Corrido el traslado de demanda comparecen la Sra. ANA CECILIA JOSE y el Sr. ROBERTO ALEJANDRO JOSE con el patrocinio letrado de la Dra.María Jimena Herrera; como primera medida refiere a la preclusión procesal para el ofrecimiento de prueba; efectúa una negativa genérica de los hechos invocados por la actora en su escrito de demanda y en forma particular niega que resulte procedente la demanda incoada; que resulte procedente la denuncia de fraude laboral en violación al CCT Nº 130/75; niega que exista una deficiente registración; niega que resulte procedente la indemnización reclamada; niega que resulte procedente la demanda deducida en contra del Sr. Roberto Alejandro José; niega que resulte aplicable la normativa y jurisprudencia citada en el escrito de demanda. Al dar su versión de los hechos señala que la Sra. María Graciela Montaño ingresó a trabajar en la fecha consignada en el escrito de demanda hasta el 31/5/2017 en razón de haberse acordado que cumpliría tareas solamente por el término que dure la licencia de las Sras. Nadia Daniela Mamaní y Laura Vanesa Mamaní; que la Sra. Montaño al momento de acordar la contratación por dicho término solicitó que no se la registrara por ser beneficiaria de una pensión; que a los fines del pago se confeccionaba una planilla en la que consignaba fecha y hora de ingreso y egreso; que la finalización del contrato fue comunicado oportunamente por la Sra. Ana Cecilia José, extinguiéndose en el tiempo estipulado, no quedando obligación alguna pendiente de cumplimiento; que la explotación del local comercial sito en calle Independencia Nº 859 que gira bajo el nombre de fantasía de «Rosas y Jazmines» dedicado a la venta de lencería, es realizada en forma exclusiva por la Sra. Ana Cecilia José, impartiendo directivas y pautas de trabajo; que el Sr. Roberto Alejandro José no tuvo vinculación contractual alguna con la Sra. Montaño, por lo que la demanda deducida en su contra debe ser rechazada por falta de legitimación pasiva. Seguidamente ofrece prueba, formula reserva del Caso Federal, peticiona el rechazo de la demanda, con costas.

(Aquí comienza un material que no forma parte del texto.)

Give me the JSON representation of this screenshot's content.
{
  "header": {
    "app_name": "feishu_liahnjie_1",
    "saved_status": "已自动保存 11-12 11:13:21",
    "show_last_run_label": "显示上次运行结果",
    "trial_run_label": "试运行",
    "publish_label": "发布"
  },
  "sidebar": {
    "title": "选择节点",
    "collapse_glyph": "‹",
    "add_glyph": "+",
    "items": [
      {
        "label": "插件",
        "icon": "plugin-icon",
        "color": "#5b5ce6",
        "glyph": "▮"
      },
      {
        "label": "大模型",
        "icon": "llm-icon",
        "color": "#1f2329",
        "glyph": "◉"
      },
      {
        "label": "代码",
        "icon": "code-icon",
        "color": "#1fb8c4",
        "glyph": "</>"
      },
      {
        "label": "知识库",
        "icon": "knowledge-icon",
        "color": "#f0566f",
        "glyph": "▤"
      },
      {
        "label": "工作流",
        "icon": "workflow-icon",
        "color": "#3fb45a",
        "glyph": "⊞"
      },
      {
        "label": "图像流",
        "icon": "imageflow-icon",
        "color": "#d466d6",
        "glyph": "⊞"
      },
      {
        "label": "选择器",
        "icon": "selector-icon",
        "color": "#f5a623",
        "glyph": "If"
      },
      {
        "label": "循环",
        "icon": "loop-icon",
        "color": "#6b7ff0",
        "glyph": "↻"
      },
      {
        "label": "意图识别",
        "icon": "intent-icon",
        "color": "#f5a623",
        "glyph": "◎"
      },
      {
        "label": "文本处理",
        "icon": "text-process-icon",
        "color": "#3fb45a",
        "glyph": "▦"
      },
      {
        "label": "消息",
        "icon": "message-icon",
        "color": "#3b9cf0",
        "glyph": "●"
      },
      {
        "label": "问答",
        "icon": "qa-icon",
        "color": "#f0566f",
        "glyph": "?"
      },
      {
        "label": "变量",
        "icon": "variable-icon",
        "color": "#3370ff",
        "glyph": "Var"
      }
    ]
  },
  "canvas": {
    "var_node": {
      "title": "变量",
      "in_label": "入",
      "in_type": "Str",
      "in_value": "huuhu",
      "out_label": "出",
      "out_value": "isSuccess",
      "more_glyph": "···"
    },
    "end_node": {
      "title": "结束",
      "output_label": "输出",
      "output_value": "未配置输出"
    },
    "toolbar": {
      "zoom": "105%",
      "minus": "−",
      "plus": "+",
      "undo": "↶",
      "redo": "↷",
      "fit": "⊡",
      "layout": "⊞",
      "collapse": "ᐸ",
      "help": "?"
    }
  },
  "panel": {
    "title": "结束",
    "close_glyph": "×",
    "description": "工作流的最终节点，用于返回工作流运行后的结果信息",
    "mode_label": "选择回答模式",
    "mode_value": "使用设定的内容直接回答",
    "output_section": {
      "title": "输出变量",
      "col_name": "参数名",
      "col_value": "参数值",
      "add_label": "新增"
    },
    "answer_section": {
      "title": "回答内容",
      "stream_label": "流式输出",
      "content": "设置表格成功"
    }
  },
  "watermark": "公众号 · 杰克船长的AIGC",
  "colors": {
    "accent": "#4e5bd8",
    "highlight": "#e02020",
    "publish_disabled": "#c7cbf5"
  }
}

A fs.38/40 rola contestación del traslado previsto en el art. 55 del CPT. En fecha 6/4/2018 tiene lugar la audiencia de conciliación sin que las partes lograran avenimiento. Por Decreto del 5/6/2018 se dispone la apertura a prueba de la causa, produciéndose la ordenada. Por ED932412 el Dr. Franco Matías Pereyra asume el patrocinio letrado del Dr. David Fernández. En fecha 6/12/2023 se arriba a la audiencia de vista de la causa, oportunidad en que al tomarse conocimiento que la Dra. María Jimena Herrera ingresó a prestar funciones en el Poder Judicial, se dispuso suspender la audiencia e intimar a los accionados a presentarse con nuevo apoderado bajo apercibimiento de continuar la causa en rebeldía. Por providencia de trámite de fecha 5/6/2024 se dispone designar al defensor oficial para que represente a los demandados, a quien se le hace saber que el 12/6/2024 se realizará la audiencia de vista de la causa; en dicha fecha se reanuda la audiencia, dejándose constancia de la ausencia de los accionados y del defensor oficial designado; la parte actora solicita se haga efectivo el apercibimiento respecto de la prueba confesional ofrecida, desistiendo a su vez de las tachas formuladas; seguidamente prestan declaración los testigos presentes. Ante la ausencia de los demás testigos e insistencia de la actora en la declaración de los mismos, se dispuso suspender nuevamente la audiencia, imponiendo al letrado la carga de hacerlos comparecer, bajo apercibimiento de tenerlos por desistidos. En fecha 20/8/2024 se reanuda la audiencia, se reciben las declaraciones propuestas, se clausura el período probatorio y alega el letrado de la actora y el Sr. Defensor Oficial.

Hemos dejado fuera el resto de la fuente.